彼女がそう呟いた瞬間、その小さな身体から、目に見えない捕食域が爆発的に展開された。それは、かつて渋谷を飲み込んだ物理的な破壊ではない。人々の魂から発せられる、負の感情エネルギーだけを狙って喰らう、魂の捕食器。

取り囲んでいた人々の身体から、黒い靄のようなものが引きずり出され、渦を巻いてグラの身体へと吸い込まれていく。エネルギーを吸われた人々は、次々とその場に崩れ落ち、まるで憑き物が落ちたかのように、呆然とした表情で我に返っていく。

「……素晴らしいわ。本当に、素晴らしい食べっぷり」

傀儡の女は、その光景をうっとりと眺めている。

「でも、私の役目は時間稼ぎ。あの方が、あなたという『おもちゃ』を、心ゆくまで味わうためのね」

その言葉に、俺はイヴに叫んだ。

「イヴ!糸を探せ!こいつを操ってる、ルクスリア本体に繋がる糸を!」

「……はい!」

イヴは目を閉じ、その精神を研ぎ澄ませる。彼女のクリーンなゴーストが、汚染された精神ネットワークの奔流の中から、傀儡を操る一本の繋がり――サイコ・ストリングスを探し出そうと、情報の海へと深く潜っていく。

傀儡の女は、グラによって力が削がれ、さらにイヴによって本体との接続を探られていることに気づき、初めてその余裕の笑みを消した。

「……時間切れ、かしら」

彼女はそう呟くと、優雅に一礼し、踵を返した。

「あのルクスリアは、あなたをとても気に入ったみたい。次は、もっと素敵な『愛』で満たしてくださるそうよ……。

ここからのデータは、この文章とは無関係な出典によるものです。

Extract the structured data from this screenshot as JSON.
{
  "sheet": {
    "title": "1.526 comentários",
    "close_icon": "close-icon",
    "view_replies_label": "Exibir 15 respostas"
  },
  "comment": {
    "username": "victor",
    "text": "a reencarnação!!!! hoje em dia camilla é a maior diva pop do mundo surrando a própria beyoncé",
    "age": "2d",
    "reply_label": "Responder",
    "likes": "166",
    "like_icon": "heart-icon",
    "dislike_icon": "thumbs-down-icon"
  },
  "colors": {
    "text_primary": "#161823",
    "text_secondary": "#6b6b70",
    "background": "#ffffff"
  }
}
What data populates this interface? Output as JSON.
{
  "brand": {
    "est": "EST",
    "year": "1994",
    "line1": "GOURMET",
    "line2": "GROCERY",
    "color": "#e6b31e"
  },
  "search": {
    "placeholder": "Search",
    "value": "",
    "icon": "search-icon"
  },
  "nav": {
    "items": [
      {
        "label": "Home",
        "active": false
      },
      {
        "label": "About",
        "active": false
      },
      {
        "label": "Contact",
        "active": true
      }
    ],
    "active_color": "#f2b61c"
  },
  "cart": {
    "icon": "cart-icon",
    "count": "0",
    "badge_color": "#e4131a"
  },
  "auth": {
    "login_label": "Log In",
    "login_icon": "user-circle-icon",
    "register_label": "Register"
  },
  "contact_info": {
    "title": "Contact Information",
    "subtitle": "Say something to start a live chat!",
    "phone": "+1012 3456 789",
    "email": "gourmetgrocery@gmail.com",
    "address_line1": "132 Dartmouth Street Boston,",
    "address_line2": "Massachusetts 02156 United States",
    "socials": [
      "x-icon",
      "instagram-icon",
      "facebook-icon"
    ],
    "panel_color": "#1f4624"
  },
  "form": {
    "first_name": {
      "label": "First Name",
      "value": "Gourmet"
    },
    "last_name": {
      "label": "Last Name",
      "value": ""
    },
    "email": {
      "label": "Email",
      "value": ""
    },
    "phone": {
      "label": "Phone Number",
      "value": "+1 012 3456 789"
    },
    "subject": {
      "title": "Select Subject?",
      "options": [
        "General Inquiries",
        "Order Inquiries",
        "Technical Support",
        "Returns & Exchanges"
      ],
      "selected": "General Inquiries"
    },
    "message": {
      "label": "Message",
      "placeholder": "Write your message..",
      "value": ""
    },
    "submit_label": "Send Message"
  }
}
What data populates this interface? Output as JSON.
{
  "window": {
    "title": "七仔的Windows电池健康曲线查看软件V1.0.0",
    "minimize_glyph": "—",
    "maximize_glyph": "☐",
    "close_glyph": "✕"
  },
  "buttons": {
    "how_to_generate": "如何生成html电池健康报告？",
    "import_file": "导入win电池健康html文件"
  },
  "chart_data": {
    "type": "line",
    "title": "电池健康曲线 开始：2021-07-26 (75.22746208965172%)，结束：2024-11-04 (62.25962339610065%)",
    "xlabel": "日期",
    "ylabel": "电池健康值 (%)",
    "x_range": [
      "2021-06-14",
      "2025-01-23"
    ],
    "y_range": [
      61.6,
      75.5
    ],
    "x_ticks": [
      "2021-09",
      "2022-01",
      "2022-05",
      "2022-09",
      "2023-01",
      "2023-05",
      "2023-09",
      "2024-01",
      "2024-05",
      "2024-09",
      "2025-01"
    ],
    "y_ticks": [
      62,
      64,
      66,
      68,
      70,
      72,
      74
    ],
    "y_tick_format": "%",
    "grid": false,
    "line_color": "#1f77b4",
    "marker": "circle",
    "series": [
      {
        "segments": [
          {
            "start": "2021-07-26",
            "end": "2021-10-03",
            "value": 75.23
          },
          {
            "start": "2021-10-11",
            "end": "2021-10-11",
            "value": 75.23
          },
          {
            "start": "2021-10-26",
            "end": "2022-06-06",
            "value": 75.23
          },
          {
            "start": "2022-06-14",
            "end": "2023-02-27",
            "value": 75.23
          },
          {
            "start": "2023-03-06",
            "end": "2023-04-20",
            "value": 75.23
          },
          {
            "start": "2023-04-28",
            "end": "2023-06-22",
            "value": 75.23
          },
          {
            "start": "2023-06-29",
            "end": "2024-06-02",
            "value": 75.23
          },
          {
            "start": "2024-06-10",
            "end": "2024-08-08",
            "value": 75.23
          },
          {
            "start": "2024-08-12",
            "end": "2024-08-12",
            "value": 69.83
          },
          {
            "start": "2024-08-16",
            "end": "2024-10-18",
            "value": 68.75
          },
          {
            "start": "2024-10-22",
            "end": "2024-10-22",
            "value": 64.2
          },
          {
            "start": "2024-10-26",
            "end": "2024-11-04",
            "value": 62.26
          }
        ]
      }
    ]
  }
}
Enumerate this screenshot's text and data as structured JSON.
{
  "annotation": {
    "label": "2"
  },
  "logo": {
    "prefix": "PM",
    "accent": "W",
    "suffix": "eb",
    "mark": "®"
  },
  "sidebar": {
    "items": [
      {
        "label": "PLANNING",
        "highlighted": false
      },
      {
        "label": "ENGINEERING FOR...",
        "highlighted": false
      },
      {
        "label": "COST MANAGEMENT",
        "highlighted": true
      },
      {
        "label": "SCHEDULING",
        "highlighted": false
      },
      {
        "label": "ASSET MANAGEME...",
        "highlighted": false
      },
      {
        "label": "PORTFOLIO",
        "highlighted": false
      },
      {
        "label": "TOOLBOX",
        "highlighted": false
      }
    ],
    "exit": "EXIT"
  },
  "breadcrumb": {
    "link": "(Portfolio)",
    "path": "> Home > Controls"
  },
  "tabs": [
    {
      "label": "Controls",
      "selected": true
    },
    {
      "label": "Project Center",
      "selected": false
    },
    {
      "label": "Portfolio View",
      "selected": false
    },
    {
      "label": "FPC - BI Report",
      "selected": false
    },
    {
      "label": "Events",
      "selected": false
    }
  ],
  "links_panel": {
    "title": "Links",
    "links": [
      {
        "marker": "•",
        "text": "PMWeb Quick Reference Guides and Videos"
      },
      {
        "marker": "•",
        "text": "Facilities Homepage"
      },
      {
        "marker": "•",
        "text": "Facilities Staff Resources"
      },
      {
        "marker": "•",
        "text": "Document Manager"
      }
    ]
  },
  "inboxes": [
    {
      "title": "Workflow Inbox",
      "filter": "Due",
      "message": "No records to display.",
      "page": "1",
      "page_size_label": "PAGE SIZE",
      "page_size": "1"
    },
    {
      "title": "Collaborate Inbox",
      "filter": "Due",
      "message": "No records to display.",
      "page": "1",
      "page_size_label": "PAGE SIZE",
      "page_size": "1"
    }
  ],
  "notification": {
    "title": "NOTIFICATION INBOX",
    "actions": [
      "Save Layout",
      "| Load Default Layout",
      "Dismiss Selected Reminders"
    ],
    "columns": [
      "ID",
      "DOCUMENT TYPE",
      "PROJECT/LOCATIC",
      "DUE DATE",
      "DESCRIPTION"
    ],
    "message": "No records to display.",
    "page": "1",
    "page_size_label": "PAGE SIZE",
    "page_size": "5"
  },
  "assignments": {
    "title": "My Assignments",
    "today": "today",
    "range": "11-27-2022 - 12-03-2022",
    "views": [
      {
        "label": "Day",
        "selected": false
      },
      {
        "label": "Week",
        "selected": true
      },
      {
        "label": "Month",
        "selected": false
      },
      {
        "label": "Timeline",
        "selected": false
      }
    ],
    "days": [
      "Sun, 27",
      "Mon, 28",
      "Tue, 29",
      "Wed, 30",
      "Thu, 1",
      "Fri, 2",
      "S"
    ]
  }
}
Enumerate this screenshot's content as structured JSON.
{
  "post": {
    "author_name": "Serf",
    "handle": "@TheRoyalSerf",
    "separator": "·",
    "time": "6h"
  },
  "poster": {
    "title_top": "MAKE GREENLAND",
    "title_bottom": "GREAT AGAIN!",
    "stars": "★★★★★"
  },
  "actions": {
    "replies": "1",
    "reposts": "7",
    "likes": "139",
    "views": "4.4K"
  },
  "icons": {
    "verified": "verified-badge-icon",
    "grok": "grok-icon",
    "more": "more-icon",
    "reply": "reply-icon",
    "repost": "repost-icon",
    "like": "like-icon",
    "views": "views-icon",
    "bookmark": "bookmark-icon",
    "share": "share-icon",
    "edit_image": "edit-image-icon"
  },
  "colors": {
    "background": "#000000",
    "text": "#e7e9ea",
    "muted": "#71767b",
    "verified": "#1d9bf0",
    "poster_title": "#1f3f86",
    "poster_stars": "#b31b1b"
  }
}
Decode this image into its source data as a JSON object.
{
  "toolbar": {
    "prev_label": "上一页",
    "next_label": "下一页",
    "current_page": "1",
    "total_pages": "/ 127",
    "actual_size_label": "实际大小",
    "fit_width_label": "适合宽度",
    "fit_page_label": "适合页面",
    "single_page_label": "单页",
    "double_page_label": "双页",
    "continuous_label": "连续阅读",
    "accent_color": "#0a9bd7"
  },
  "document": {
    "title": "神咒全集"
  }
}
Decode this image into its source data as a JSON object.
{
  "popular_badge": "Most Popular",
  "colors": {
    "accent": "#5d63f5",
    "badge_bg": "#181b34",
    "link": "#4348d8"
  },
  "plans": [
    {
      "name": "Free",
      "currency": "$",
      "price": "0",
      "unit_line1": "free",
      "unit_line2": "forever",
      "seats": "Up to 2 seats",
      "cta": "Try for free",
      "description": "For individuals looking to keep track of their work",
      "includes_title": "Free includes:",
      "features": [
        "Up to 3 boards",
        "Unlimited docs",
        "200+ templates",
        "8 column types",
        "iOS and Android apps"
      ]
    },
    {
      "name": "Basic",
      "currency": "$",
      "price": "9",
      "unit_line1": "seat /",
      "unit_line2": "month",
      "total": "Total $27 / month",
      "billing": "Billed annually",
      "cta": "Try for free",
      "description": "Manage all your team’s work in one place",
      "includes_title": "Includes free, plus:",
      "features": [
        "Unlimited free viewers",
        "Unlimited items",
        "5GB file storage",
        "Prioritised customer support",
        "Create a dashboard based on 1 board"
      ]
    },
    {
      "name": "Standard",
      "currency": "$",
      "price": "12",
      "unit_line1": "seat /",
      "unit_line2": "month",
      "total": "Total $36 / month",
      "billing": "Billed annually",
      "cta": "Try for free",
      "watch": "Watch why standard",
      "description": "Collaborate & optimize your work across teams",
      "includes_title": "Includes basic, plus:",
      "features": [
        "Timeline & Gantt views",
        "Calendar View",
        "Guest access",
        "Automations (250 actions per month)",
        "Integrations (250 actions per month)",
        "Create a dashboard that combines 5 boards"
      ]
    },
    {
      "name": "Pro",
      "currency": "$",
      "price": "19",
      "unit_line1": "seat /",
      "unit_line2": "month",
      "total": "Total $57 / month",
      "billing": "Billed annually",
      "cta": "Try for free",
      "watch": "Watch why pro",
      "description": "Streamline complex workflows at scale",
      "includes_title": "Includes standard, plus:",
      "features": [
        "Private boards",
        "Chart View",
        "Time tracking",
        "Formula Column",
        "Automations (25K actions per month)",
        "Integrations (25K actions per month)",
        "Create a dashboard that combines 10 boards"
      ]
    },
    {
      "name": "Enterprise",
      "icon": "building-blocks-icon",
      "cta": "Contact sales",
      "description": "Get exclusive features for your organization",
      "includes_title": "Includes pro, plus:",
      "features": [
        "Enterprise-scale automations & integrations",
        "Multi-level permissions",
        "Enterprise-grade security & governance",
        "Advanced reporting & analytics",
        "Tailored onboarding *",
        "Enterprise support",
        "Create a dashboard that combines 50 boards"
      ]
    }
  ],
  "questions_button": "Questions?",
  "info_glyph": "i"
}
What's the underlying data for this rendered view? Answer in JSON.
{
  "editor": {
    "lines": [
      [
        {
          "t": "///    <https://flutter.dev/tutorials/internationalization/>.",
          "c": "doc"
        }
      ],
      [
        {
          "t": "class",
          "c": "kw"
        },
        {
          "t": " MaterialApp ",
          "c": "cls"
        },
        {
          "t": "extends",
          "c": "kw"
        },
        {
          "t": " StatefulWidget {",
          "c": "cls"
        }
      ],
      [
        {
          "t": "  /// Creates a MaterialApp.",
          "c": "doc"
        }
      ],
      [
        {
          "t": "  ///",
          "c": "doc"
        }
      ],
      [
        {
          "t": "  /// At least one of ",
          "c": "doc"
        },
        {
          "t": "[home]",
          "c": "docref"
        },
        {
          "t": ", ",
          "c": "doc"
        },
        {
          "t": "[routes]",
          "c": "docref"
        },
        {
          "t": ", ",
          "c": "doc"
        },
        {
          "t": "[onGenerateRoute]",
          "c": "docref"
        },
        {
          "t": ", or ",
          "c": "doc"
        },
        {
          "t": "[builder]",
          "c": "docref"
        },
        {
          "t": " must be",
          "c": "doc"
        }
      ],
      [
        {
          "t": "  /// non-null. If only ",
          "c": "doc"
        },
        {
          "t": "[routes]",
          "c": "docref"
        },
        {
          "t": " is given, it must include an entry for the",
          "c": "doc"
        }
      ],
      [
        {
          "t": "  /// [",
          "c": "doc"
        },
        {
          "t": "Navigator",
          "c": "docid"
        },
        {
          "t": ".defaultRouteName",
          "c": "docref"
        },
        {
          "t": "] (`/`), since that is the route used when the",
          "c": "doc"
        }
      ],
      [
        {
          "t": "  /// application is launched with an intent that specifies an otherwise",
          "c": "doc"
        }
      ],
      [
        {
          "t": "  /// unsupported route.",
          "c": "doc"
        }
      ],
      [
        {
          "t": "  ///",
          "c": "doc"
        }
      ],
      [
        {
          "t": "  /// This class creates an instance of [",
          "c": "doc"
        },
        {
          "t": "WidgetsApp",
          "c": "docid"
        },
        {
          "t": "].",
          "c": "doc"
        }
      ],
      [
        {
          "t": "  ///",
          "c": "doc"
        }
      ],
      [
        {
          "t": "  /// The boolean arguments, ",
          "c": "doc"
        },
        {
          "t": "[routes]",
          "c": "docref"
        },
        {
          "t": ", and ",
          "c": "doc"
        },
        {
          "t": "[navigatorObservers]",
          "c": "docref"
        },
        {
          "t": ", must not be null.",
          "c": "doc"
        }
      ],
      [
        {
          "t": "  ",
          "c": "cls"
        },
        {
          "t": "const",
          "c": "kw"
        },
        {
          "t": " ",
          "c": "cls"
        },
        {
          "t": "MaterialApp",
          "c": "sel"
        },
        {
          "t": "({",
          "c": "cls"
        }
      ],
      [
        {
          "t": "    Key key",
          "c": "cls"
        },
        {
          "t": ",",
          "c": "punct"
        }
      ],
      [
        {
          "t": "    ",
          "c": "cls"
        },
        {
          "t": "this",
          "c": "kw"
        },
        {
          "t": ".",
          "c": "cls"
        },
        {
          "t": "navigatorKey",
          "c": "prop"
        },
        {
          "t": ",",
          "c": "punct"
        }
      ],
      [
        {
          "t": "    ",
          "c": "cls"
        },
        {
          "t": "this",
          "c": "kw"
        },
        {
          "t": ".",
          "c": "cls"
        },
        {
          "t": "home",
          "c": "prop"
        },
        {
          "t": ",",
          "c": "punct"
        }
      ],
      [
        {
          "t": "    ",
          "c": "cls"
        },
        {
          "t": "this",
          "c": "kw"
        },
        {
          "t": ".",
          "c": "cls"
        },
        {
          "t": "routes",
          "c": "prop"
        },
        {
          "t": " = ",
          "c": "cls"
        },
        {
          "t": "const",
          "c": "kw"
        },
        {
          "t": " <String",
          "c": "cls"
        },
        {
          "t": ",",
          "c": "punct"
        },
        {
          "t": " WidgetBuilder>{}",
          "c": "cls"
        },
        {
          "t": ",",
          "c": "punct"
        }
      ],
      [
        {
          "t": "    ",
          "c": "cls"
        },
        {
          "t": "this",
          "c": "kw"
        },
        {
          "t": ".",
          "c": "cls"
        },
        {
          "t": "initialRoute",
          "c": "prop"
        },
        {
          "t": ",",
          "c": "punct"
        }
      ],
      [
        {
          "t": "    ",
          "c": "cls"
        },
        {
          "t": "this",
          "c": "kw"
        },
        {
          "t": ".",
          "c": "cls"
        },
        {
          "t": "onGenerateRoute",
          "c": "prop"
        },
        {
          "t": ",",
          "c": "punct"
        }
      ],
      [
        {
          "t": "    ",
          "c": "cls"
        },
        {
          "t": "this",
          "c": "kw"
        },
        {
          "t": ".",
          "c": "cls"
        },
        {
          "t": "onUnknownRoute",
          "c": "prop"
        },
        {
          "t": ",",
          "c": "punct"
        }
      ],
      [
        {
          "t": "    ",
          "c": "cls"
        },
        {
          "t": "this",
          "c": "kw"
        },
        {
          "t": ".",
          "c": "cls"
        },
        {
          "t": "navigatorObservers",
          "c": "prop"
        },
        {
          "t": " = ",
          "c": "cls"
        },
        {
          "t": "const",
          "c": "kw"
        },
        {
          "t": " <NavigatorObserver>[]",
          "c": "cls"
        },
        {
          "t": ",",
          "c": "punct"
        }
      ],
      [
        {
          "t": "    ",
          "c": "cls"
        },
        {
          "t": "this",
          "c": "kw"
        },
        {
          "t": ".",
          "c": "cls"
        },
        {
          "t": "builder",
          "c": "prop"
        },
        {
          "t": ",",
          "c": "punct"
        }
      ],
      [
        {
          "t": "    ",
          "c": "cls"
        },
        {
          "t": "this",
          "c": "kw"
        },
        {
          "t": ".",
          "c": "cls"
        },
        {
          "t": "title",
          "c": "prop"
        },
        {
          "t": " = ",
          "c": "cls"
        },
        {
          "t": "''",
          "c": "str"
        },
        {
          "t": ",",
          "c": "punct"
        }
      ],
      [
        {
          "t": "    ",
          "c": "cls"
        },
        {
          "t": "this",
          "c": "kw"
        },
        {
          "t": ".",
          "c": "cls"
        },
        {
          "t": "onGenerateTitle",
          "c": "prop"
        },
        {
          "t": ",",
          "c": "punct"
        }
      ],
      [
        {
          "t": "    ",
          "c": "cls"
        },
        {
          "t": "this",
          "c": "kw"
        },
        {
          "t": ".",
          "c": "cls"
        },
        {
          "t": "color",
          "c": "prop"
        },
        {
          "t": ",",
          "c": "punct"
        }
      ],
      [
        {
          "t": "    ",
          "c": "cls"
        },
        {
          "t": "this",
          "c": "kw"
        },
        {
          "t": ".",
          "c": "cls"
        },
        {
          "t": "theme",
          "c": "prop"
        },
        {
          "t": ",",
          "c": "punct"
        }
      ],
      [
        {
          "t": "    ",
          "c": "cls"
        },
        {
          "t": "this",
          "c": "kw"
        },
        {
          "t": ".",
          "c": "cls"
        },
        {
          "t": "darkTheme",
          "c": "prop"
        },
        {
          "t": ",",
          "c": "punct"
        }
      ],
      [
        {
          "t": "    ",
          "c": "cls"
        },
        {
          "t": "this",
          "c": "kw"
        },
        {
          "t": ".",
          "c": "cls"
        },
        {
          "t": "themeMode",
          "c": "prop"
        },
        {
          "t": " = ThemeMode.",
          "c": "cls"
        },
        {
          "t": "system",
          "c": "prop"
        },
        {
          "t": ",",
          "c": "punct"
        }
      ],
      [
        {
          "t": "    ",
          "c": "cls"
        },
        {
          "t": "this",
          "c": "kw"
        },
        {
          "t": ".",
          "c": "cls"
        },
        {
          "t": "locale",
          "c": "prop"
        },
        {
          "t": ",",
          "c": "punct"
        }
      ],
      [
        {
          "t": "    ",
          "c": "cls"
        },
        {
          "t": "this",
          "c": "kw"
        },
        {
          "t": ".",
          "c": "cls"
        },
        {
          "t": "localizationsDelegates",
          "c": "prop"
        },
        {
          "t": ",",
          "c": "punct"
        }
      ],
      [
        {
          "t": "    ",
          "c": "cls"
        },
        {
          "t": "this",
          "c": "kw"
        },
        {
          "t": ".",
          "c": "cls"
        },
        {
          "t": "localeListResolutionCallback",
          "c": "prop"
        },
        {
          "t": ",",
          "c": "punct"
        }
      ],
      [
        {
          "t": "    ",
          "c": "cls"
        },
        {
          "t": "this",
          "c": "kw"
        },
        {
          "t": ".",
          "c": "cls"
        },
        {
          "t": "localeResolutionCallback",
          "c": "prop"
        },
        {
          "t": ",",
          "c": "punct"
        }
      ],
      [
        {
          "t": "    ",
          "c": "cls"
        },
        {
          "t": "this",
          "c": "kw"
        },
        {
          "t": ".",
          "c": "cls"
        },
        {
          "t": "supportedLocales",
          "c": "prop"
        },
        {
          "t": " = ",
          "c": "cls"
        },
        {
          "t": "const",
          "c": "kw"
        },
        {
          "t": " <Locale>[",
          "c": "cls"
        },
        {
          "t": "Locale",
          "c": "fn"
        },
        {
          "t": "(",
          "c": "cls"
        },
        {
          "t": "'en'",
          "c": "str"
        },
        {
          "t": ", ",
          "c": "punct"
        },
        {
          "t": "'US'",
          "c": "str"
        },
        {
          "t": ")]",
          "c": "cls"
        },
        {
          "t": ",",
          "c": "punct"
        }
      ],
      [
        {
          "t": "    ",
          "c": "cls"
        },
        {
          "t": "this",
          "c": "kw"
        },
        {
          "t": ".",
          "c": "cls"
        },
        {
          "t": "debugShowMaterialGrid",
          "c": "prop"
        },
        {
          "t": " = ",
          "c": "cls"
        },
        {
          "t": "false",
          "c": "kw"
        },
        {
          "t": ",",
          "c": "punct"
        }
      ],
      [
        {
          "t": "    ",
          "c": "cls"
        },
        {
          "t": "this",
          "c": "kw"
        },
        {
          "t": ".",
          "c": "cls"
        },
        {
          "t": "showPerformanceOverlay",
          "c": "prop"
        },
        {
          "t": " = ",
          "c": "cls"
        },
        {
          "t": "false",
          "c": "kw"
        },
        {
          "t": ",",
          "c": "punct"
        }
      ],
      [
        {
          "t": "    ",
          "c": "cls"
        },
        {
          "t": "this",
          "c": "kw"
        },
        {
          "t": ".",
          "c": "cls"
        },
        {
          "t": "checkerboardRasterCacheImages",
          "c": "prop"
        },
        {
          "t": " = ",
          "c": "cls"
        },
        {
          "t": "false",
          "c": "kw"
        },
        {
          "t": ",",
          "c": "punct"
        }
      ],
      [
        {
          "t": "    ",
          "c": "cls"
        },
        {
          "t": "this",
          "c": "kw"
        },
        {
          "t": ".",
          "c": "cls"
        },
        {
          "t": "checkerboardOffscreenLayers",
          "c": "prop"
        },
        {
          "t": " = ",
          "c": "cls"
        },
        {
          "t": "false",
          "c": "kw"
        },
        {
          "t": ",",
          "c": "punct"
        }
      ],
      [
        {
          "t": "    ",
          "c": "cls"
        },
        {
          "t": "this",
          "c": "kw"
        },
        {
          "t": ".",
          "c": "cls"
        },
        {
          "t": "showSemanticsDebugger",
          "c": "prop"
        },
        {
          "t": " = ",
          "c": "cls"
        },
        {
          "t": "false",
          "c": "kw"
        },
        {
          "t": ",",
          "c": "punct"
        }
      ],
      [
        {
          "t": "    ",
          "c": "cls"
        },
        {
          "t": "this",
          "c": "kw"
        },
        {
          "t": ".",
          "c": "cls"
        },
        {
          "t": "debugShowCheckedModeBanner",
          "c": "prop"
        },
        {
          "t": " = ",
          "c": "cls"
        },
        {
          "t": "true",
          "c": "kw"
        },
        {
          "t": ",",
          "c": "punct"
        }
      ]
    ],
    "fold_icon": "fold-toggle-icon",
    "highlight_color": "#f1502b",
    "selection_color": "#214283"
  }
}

この、夜の世界でね」

彼女はそう言い残すと、崩れ落ちた人々の間を縫って、闇の中へと消えていった。

後には、呆然とする人々が転がる混乱したテラスと、彼女が立っていた場所に落ちていた、一枚のマッチ箱だけが残されていた。

そこには、金色の箔押しで、こう記されていた。

『The Silk Palace』

俺は、そのマッチを拾い上げ、強く握りしめた。

色欲の魔女が仕掛けた、最初のゲーム。その招待状を、俺たちは確かに受け取ったのだ。